Just about everyone concerned with this special edition of Double Indemnity credits it with being the first film noir -- the one everybody else imitated. It's a brilliant and entertaining movie that's perfectly paced; it never drags or lets up on the tension. A lot of this effect is due to the excellent screenplay by director Billy Wilder, partnering with pulp-fiction writer Raymond Chandler. Together they spiked-up James M. Cain's novella to make it a much more compelling narrative.
The plot is simple enough. Insurance salesman Walter Neff (Fred MacMurray) meets the wife of a client, Phyllis Dietrichson (Barbara Stanwyck), and falls instantly in lust with her. He goads, perhaps guides, her into admitting she would like to kill her husband (Tom Powers). The two plan a foolproof murder and execute it without a hitch, but Neff's boss, Barton Keyes (Edward G. Robinson), scrutinizes their actions. They still could have gotten away with it, but you know how love seasoned with guilt can turn to hate. To tell more would spoil the story for younger viewers who have not seen this classic.
Barbara Stanwyck was the first choice for Phyllis, and she gives a nuanced and riveting performance as a femme fatale who knows how to manipulate men without even trying. Everyone will note the blonde wig she wears, as it looks so cheap. But perhaps that was the point in defining the character. Until this movie, Fred MacMurray had played likeable leading men in romances and comedies, but casting him as a freewheeling salesman who gets sucked into a woman's web of deceit was just the right choice. Ironically, MacMurray went back to lighter roles after Double Indemnity, ending up as a key player in Disney comedies.
Edward G. Robinson is a delight to watch as he paces and gesticulates while spieling out rapid patter. He can never find his matches, so MacMurray strikes matches to light his cigars, a gesture that is reversed in the emotional last reel. Many surmise that the main love story in this movie is between the two men, though there's nothing homosexual about it; it's more a friendship of admiration.

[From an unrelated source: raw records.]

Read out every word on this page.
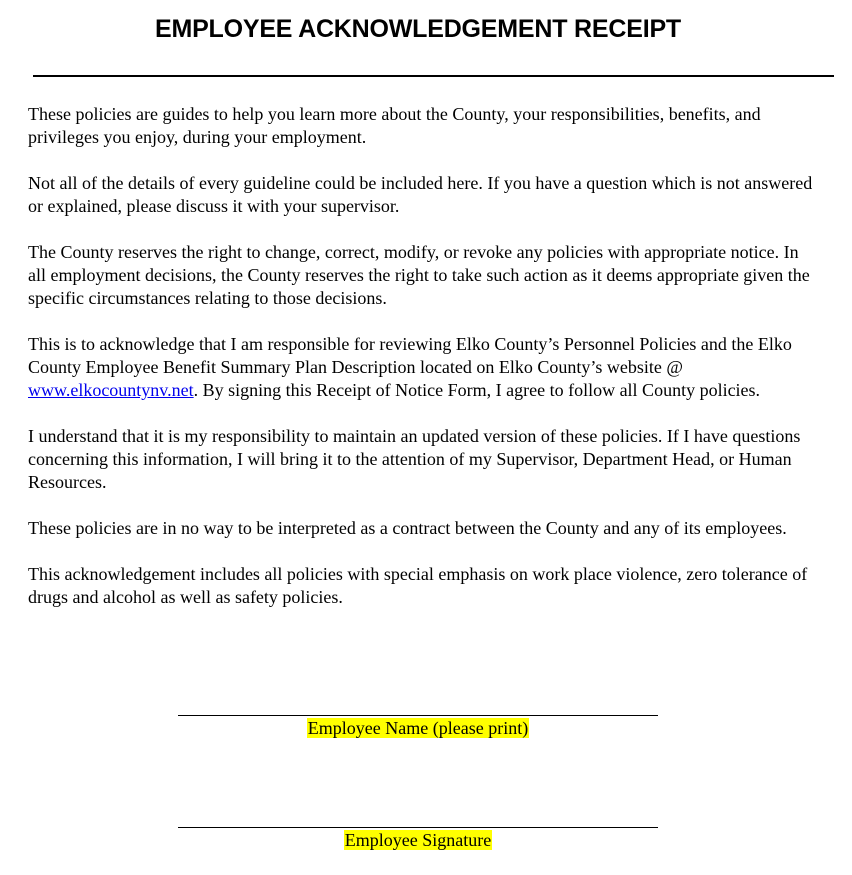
EMPLOYEE ACKNOWLEDGEMENT RECEIPT

These policies are guides to help you learn more about the County, your responsibilities, benefits, and privileges you enjoy, during your employment.

Not all of the details of every guideline could be included here. If you have a question which is not answered or explained, please discuss it with your supervisor.

The County reserves the right to change, correct, modify, or revoke any policies with appropriate notice. In all employment decisions, the County reserves the right to take such action as it deems appropriate given the specific circumstances relating to those decisions.

This is to acknowledge that I am responsible for reviewing Elko County’s Personnel Policies and the Elko County Employee Benefit Summary Plan Description located on Elko County’s website @ www.elkocountynv.net. By signing this Receipt of Notice Form, I agree to follow all County policies.

I understand that it is my responsibility to maintain an updated version of these policies. If I have questions concerning this information, I will bring it to the attention of my Supervisor, Department Head, or Human Resources.

These policies are in no way to be interpreted as a contract between the County and any of its employees.

This acknowledgement includes all policies with special emphasis on work place violence, zero tolerance of drugs and alcohol as well as safety policies.

Employee Name (please print)
Employee Signature
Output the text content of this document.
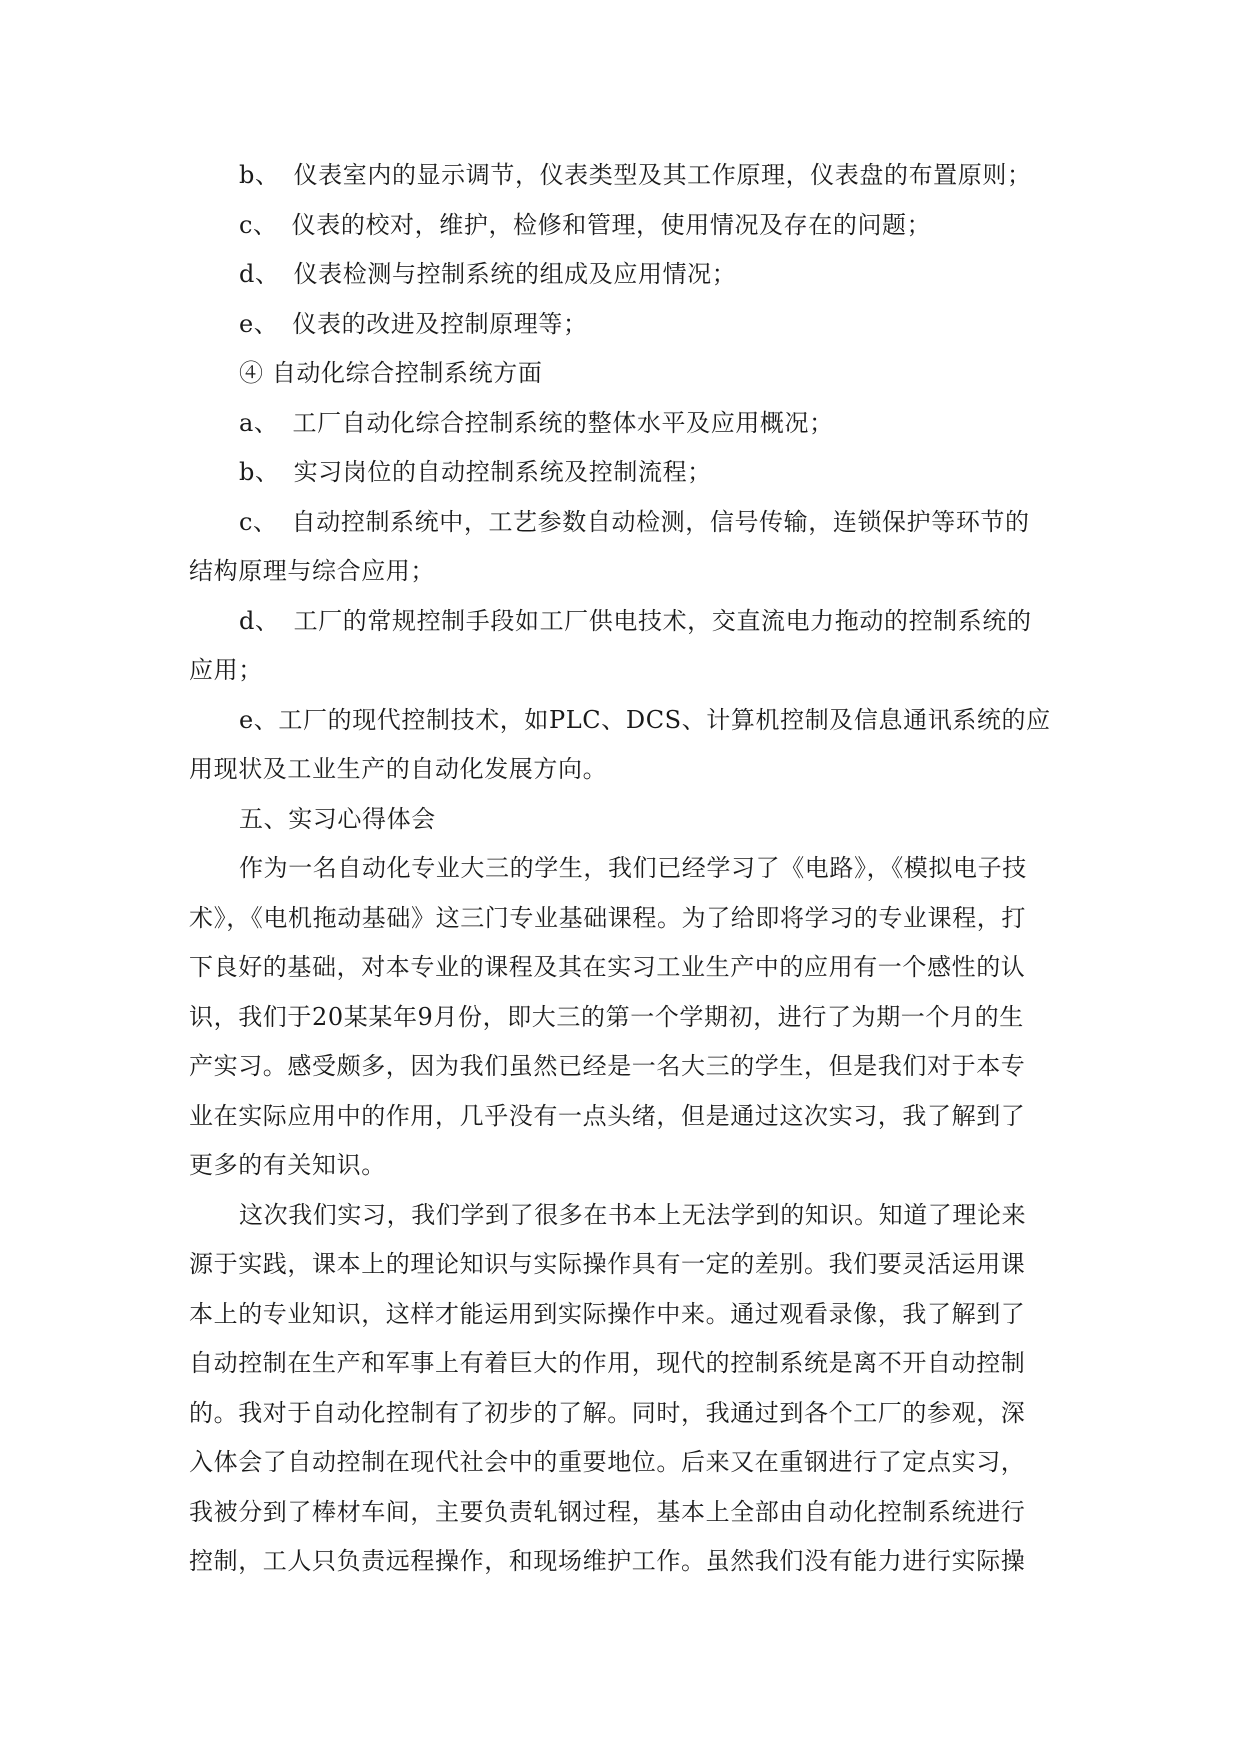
b、 仪表室内的显示调节，仪表类型及其工作原理，仪表盘的布置原则；

c、 仪表的校对，维护，检修和管理，使用情况及存在的问题；

d、 仪表检测与控制系统的组成及应用情况；

e、 仪表的改进及控制原理等；

④ 自动化综合控制系统方面

a、 工厂自动化综合控制系统的整体水平及应用概况；

b、 实习岗位的自动控制系统及控制流程；

c、 自动控制系统中，工艺参数自动检测，信号传输，连锁保护等环节的

结构原理与综合应用；

d、 工厂的常规控制手段如工厂供电技术，交直流电力拖动的控制系统的

应用；

e、工厂的现代控制技术，如PLC、DCS、计算机控制及信息通讯系统的应

用现状及工业生产的自动化发展方向。

五、实习心得体会

作为一名自动化专业大三的学生，我们已经学习了《电路》，《模拟电子技

术》，《电机拖动基础》这三门专业基础课程。为了给即将学习的专业课程，打

下良好的基础，对本专业的课程及其在实习工业生产中的应用有一个感性的认

识，我们于20某某年9月份，即大三的第一个学期初，进行了为期一个月的生

产实习。感受颇多，因为我们虽然已经是一名大三的学生，但是我们对于本专

业在实际应用中的作用，几乎没有一点头绪，但是通过这次实习，我了解到了

更多的有关知识。

这次我们实习，我们学到了很多在书本上无法学到的知识。知道了理论来

源于实践，课本上的理论知识与实际操作具有一定的差别。我们要灵活运用课

本上的专业知识，这样才能运用到实际操作中来。通过观看录像，我了解到了

自动控制在生产和军事上有着巨大的作用，现代的控制系统是离不开自动控制

的。我对于自动化控制有了初步的了解。同时，我通过到各个工厂的参观，深

入体会了自动控制在现代社会中的重要地位。后来又在重钢进行了定点实习，

我被分到了棒材车间，主要负责轧钢过程，基本上全部由自动化控制系统进行

控制，工人只负责远程操作，和现场维护工作。虽然我们没有能力进行实际操
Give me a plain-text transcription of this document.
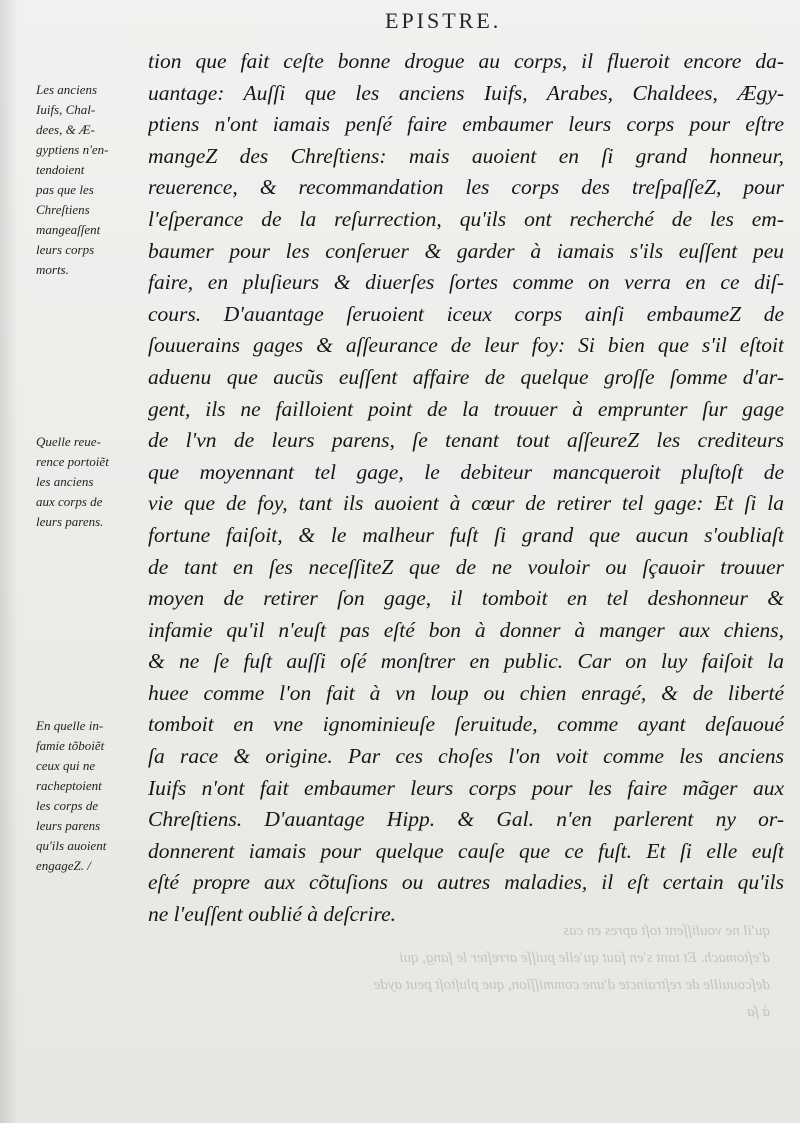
EPISTRE.
qu'il ne vouliſſent toſt apres en cas
d'eſtomach. Et tant s'en faut qu'elle puiſſe arreſter le ſang, qui
deſcouuille de reſtraincte d'une commiſſion, que pluſtoſt peut ayde
à ſa
Les anciens
Iuifs, Chal-
dees, & Æ-
gyptiens n'en-
tendoient
pas que les
Chreſtiens
mangeaſſent
leurs corps
morts.
Quelle reue-
rence portoiẽt
les anciens
aux corps de
leurs parens.
En quelle in-
famie tõboiẽt
ceux qui ne
racheptoient
les corps de
leurs parens
qu'ils auoient
engageZ. /
tion que fait ceſte bonne drogue au corps, il flueroit encore da-
uantage: Auſſi que les anciens Iuifs, Arabes, Chaldees, Ægy-
ptiens n'ont iamais penſé faire embaumer leurs corps pour eſtre
mangeZ des Chreſtiens: mais auoient en ſi grand honneur,
reuerence, & recommandation les corps des treſpaſſeZ, pour
l'eſperance de la reſurrection, qu'ils ont recherché de les em-
baumer pour les conſeruer & garder à iamais s'ils euſſent peu
faire, en pluſieurs & diuerſes ſortes comme on verra en ce diſ-
cours. D'auantage ſeruoient iceux corps ainſi embaumeZ de
ſouuerains gages & aſſeurance de leur foy: Si bien que s'il eſtoit
aduenu que aucũs euſſent affaire de quelque groſſe ſomme d'ar-
gent, ils ne failloient point de la trouuer à emprunter ſur gage
de l'vn de leurs parens, ſe tenant tout aſſeureZ les crediteurs
que moyennant tel gage, le debiteur mancqueroit pluſtoſt de
vie que de foy, tant ils auoient à cœur de retirer tel gage: Et ſi la
fortune faiſoit, & le malheur fuſt ſi grand que aucun s'oubliaſt
de tant en ſes neceſſiteZ que de ne vouloir ou ſçauoir trouuer
moyen de retirer ſon gage, il tomboit en tel deshonneur &
infamie qu'il n'euſt pas eſté bon à donner à manger aux chiens,
& ne ſe fuſt auſſi oſé monſtrer en public. Car on luy faiſoit la
huee comme l'on fait à vn loup ou chien enragé, & de liberté
tomboit en vne ignominieuſe ſeruitude, comme ayant deſauoué
ſa race & origine. Par ces choſes l'on voit comme les anciens
Iuifs n'ont fait embaumer leurs corps pour les faire mãger aux
Chreſtiens. D'auantage Hipp. & Gal. n'en parlerent ny or-
donnerent iamais pour quelque cauſe que ce fuſt. Et ſi elle euſt
eſté propre aux cõtuſions ou autres maladies, il eſt certain qu'ils
ne l'euſſent oublié à deſcrire.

Universal has produced the kind of special edition we have come to expect of Criterion. The film has been digitally restored so you'll see no dirt or splices, just a beautifully contrasted black-and-white image. This movie set the standard for shadow and light, especially the prison bar light created by light streaming through venetian blinds. The movie is very dark at times, but the transfer has good shadow detail, so it seems that nothing is in doubt unless the director intended it to be that way.
The soundtrack is particularly full and robust for a '40s film. The DTS soundtrack is listed as 5.1, but there's been no hokey attempt at directional sound; it just seems that the mono sound has been warmed up a bit. It was just right for me. Miklós Rózsa’s groundbreaking score sounds terrific, and all of the dialogue can be easily heard. The overall level was low, though, so I had to crank it up a bit higher than usual.
There are quite a few extras, including two commentaries: a screen-specific one by film historian Richard Schickel, and another more genre-focused one by film historian Nick Redman and screenwriter Lem Dobbs. Both are entertaining in their own way. There's a thoroughly pedestrian TV movie (in color) from 1973 with Richard Crenna, Samantha Eggar, and Lee J. Cobb, and it's so bad that it just points out the genius of the original. It is, however, in great shape with just two splices, sharp focus, and little to no noise.
To top things off, film historian Robert Osborne gives an introduction to the movie that reveals an alternate ending that was filmed but discarded. There is also a documentary on the making of the film called Shadows of Suspense and an interesting trailer. You'll also find in the box an envelope that contains reproductions of the original poster, three lobby cards, and a scene from the jettisoned ending.
Double Indemnity is one of the greatest American films ever made. It started the film noir ball rolling, and has been often imitated. The original is the best, however, and Universal has really given it a great birthday edition.
Be sure to watch for: Near the end of the film, MacMurray goes to see Stanwyck at her home. She has turned off all the lights and is sitting still on the right. Venetian blind-filtered light provides the only light. Very effectively, MacMurray's shadow enters on the left, followed by the actor himself, and then the shadow proceeds and guides him over to Stanwyck. The whole scene is as noir as it gets. A duped man, a rotten gal, lots of shadow and light . . . and danger.